Depuis deux ans, la cellule appui conseil observe l’émergence d’un autre phénomène lié au contexte de crise économique : celui d’une progression de cohabitations non désirées entre des personnes âgées contraintes d’héberger leurs enfants ou petits-enfants. Souvent sans revenus et en proie à des difficultés multiples, ces descendants reviennent habiter chez leurs aînés par nécessité. Nous sommes alors loin d’un habitat intergénérationnel où la place de chacun est définie en amont et respectée.

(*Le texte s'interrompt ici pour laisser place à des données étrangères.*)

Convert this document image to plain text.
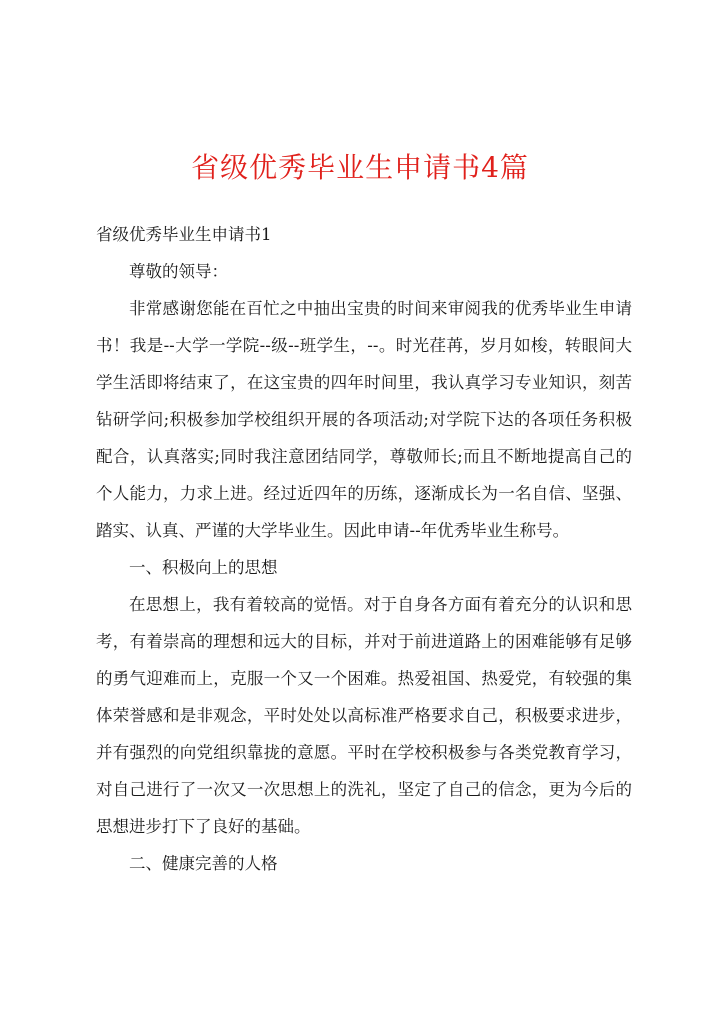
省级优秀毕业生申请书4篇

省级优秀毕业生申请书1

尊敬的领导：

非常感谢您能在百忙之中抽出宝贵的时间来审阅我的优秀毕业生申请书！我是--大学一学院--级--班学生，--。时光荏苒，岁月如梭，转眼间大学生活即将结束了，在这宝贵的四年时间里，我认真学习专业知识，刻苦钻研学问;积极参加学校组织开展的各项活动;对学院下达的各项任务积极配合，认真落实;同时我注意团结同学，尊敬师长;而且不断地提高自己的个人能力，力求上进。经过近四年的历练，逐渐成长为一名自信、坚强、踏实、认真、严谨的大学毕业生。因此申请--年优秀毕业生称号。

一、积极向上的思想

在思想上，我有着较高的觉悟。对于自身各方面有着充分的认识和思考，有着崇高的理想和远大的目标，并对于前进道路上的困难能够有足够的勇气迎难而上，克服一个又一个困难。热爱祖国、热爱党，有较强的集体荣誉感和是非观念，平时处处以高标准严格要求自己，积极要求进步，并有强烈的向党组织靠拢的意愿。平时在学校积极参与各类党教育学习，对自己进行了一次又一次思想上的洗礼，坚定了自己的信念，更为今后的思想进步打下了良好的基础。

二、健康完善的人格
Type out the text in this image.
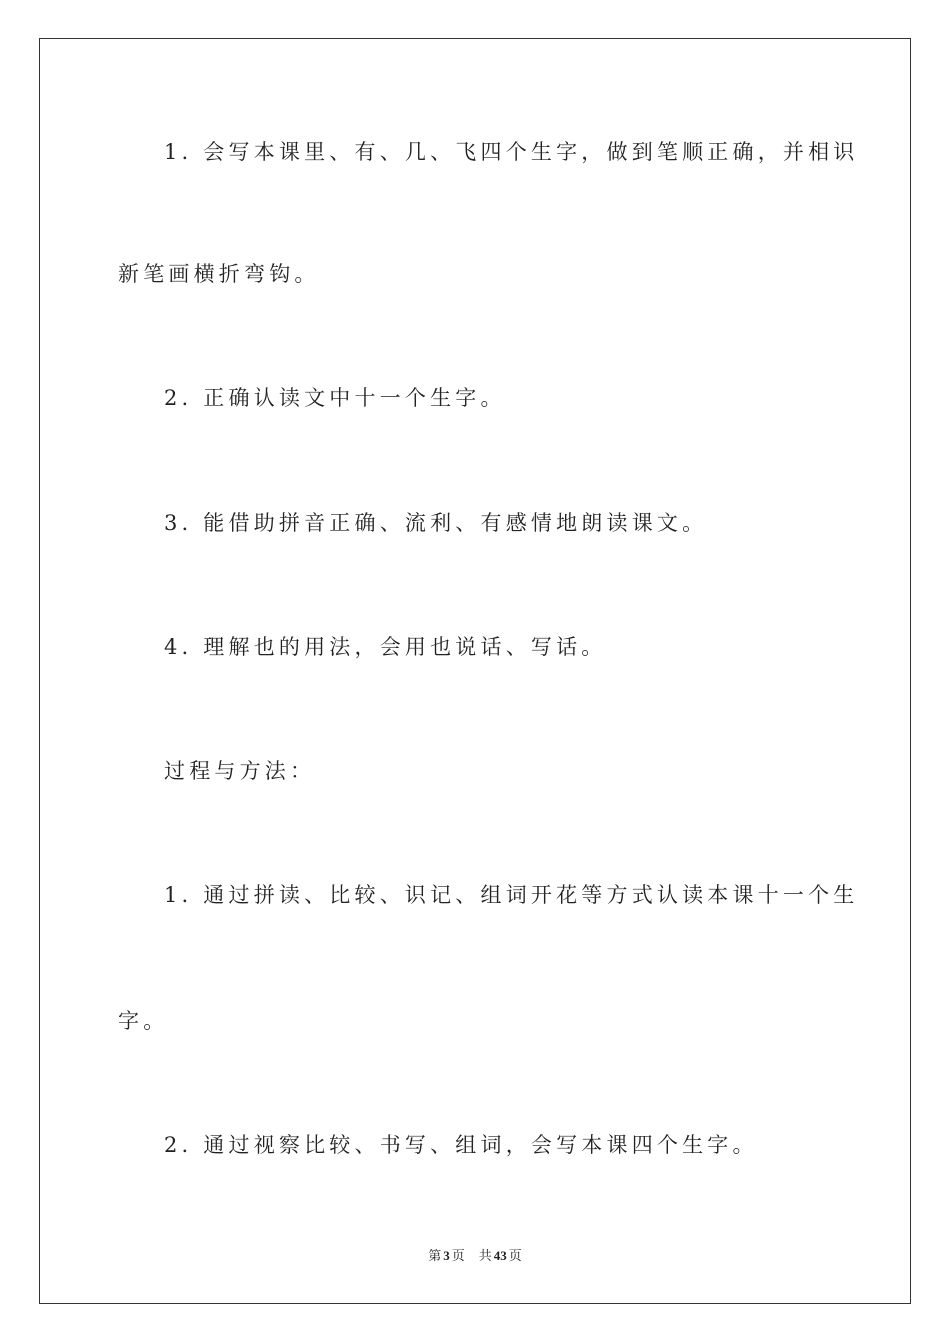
1. 会写本课里、有、几、飞四个生字，做到笔顺正确，并相识
新笔画横折弯钩。
2. 正确认读文中十一个生字。
3. 能借助拼音正确、流利、有感情地朗读课文。
4. 理解也的用法，会用也说话、写话。
过程与方法：
1. 通过拼读、比较、识记、组词开花等方式认读本课十一个生
字。
2. 通过视察比较、书写、组词，会写本课四个生字。
第 3 页 共 43 页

« Dans un tel contexte, la personne âgée se retrouve comme prise en étau. D’un côté, elle ne se sent plus libre chez elle, de l’autre, elle n’a pas la force de s’opposer à ses enfants, petits-enfants ou encore son neveu, quel que soit leur comportement, au nom des liens qui les unissent. En effet, très souvent, si la personne âgée s’autorise à exprimer son désarroi, elle se rétracte presque aussitôt, se sentant dans l’obligation de protéger le membre de sa famille. Ses liens de loyauté mêlés à de véritables souffrances nous forcent à beaucoup d’humilité dans la manière d’approcher une situation si épineuse. Il nous faut œuvrer avec de la prudence et de la mesure », détaille Magali Assor.
Pour les Petits Frères des Pauvres, les confinements successifs ont contribué à dégrader certaines de ces situations et les difficultés économiques qui se profilent font craindre une progression de ce phénomène.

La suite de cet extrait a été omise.